If I Could Pack Home



So, let me tell you if I can pack up home in a bag I would take my dad’s keys because they always indicate his presence, my mom’s glasses and perfume, and my blue fuzzy blanket.

If I could pack up home, I would take the smell of the street leading to the sea in Alexandria, and I would take my grandma’s magazine collection.

I would take those blue cheap shoes that I wore when I was a baby, yet my grandma kept them hung on her bedroom’s wall and treated them like the most precious antique she owns. I would take my grandpa’s portrait and his old worn-out pipe, I would put it next to my dad’s "ايش فهمك انت" after a tedious discussion over something trivial.

I would take all those pieces of white paint that fell of my bedroom’s walls and piece them together in my new room to give it a little taste of home as if introducing those walls to each other, as if they could befriend each other. As if those pieces will tell my current bedroom’s walls my stories from back home, and they would forgive me for all the nights I cried out of home sickness and made them feel insufficient.

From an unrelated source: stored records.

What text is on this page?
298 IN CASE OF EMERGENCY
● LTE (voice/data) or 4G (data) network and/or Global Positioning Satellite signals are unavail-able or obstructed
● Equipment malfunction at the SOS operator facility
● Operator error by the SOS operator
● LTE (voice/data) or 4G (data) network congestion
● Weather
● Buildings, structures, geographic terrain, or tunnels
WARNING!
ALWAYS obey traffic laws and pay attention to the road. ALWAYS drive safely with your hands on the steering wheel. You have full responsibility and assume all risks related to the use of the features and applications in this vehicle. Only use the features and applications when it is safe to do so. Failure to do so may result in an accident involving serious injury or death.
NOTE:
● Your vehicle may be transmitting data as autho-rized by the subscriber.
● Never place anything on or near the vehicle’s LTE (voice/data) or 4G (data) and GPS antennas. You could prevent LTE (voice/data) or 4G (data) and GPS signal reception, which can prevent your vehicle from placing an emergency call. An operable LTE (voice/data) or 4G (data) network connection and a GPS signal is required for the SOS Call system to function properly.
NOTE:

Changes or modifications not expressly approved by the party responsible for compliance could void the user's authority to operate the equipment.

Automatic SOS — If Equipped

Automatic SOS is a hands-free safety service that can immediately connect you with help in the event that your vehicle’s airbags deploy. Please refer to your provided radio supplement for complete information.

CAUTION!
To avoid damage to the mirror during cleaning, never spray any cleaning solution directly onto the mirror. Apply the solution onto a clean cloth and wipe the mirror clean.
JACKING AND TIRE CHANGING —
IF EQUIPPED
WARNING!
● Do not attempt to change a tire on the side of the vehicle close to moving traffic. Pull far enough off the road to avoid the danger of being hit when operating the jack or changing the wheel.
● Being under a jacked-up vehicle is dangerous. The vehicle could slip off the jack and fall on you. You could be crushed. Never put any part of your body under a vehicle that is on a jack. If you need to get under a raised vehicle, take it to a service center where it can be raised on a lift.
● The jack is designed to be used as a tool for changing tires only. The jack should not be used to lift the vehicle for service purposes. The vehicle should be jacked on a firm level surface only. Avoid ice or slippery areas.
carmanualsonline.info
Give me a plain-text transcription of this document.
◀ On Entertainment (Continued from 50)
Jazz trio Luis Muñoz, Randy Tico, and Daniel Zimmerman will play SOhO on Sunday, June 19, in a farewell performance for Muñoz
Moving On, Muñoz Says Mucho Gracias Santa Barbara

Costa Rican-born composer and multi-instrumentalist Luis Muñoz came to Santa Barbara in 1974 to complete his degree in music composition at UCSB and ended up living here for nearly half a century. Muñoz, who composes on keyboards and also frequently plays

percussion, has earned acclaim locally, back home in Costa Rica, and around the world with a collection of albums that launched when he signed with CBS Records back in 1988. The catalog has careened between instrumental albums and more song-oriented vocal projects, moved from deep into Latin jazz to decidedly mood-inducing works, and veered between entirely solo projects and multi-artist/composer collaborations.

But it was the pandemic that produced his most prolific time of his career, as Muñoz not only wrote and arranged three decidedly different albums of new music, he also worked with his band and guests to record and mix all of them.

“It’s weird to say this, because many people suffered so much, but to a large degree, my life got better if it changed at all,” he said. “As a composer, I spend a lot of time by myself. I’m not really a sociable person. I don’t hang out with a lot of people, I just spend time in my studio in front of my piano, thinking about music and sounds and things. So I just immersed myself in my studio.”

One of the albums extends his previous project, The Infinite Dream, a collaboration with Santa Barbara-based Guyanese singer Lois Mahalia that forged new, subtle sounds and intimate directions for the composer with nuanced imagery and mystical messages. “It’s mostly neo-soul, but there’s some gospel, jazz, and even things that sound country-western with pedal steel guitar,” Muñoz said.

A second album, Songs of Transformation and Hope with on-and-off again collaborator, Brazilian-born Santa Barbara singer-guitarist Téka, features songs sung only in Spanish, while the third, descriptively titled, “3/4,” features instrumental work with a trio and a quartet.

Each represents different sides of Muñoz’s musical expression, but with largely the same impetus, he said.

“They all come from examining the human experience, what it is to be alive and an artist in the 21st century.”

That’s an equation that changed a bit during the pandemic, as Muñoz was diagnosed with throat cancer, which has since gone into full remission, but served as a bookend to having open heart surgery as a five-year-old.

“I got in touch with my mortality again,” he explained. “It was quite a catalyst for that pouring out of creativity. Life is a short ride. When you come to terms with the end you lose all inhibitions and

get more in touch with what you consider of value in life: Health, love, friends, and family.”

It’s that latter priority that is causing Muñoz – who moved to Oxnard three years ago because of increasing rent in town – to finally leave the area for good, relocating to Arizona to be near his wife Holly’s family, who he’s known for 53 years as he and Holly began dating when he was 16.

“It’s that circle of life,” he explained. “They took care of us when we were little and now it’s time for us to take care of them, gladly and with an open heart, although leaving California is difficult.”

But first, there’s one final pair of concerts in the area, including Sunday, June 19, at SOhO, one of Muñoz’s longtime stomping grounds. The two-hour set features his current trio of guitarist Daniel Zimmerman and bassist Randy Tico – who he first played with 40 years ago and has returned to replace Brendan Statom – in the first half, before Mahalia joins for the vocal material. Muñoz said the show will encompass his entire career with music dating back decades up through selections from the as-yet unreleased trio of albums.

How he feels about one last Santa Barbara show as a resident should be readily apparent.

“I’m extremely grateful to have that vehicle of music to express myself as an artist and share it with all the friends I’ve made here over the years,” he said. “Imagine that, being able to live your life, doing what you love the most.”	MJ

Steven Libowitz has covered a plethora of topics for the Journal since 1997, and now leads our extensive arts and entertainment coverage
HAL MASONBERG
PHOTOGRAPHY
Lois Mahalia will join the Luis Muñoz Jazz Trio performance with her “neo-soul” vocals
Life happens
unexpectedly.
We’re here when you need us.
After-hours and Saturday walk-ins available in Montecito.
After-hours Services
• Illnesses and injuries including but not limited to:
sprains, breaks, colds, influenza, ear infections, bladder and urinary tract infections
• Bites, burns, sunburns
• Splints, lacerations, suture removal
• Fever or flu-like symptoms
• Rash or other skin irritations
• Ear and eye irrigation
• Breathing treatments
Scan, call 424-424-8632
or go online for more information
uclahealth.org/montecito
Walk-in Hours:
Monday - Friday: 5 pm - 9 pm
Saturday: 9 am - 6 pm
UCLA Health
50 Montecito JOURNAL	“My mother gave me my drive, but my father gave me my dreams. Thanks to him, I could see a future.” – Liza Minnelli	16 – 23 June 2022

I would pack up the sound of silence not the one of emptiness, no, that silence I heard back at home after my relative’s children evacuate my living room and the awkward one after my oldest cousin cracked a dirty joke. I would pack my mom’s “why are you up?” when I sneak out of my room to watch the sunrise while they are all sound asleep.

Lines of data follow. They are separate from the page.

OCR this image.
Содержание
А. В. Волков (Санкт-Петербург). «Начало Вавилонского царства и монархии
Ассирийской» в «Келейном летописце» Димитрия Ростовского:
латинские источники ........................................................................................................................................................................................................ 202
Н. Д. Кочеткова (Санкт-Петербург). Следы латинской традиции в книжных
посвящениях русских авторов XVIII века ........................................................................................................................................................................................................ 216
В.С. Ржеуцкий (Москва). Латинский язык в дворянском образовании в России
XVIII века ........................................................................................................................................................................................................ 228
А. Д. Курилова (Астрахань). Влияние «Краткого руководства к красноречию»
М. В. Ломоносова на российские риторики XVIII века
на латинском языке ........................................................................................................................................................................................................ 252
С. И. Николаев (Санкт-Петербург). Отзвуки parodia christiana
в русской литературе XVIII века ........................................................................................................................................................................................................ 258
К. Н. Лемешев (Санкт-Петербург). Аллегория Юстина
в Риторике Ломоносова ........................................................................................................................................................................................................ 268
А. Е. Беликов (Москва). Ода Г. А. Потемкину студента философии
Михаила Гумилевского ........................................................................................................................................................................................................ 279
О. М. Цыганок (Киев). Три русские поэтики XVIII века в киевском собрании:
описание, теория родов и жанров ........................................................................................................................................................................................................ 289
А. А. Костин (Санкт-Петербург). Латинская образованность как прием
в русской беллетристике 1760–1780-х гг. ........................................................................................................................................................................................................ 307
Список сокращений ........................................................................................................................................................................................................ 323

I would take Friday’s late night’s outings and أذاعة القرءان الكريم من القاهرة on early Friday mornings and the 90’s music that my dad played during lunch.

I would take all those resturants I belated giving a try.

I would take all those crowded streets I avoided crossing for years and I would hang them in that new house’s corridors.

Lastly, I will unpack the bag and place everything right where it is meant to be, including me.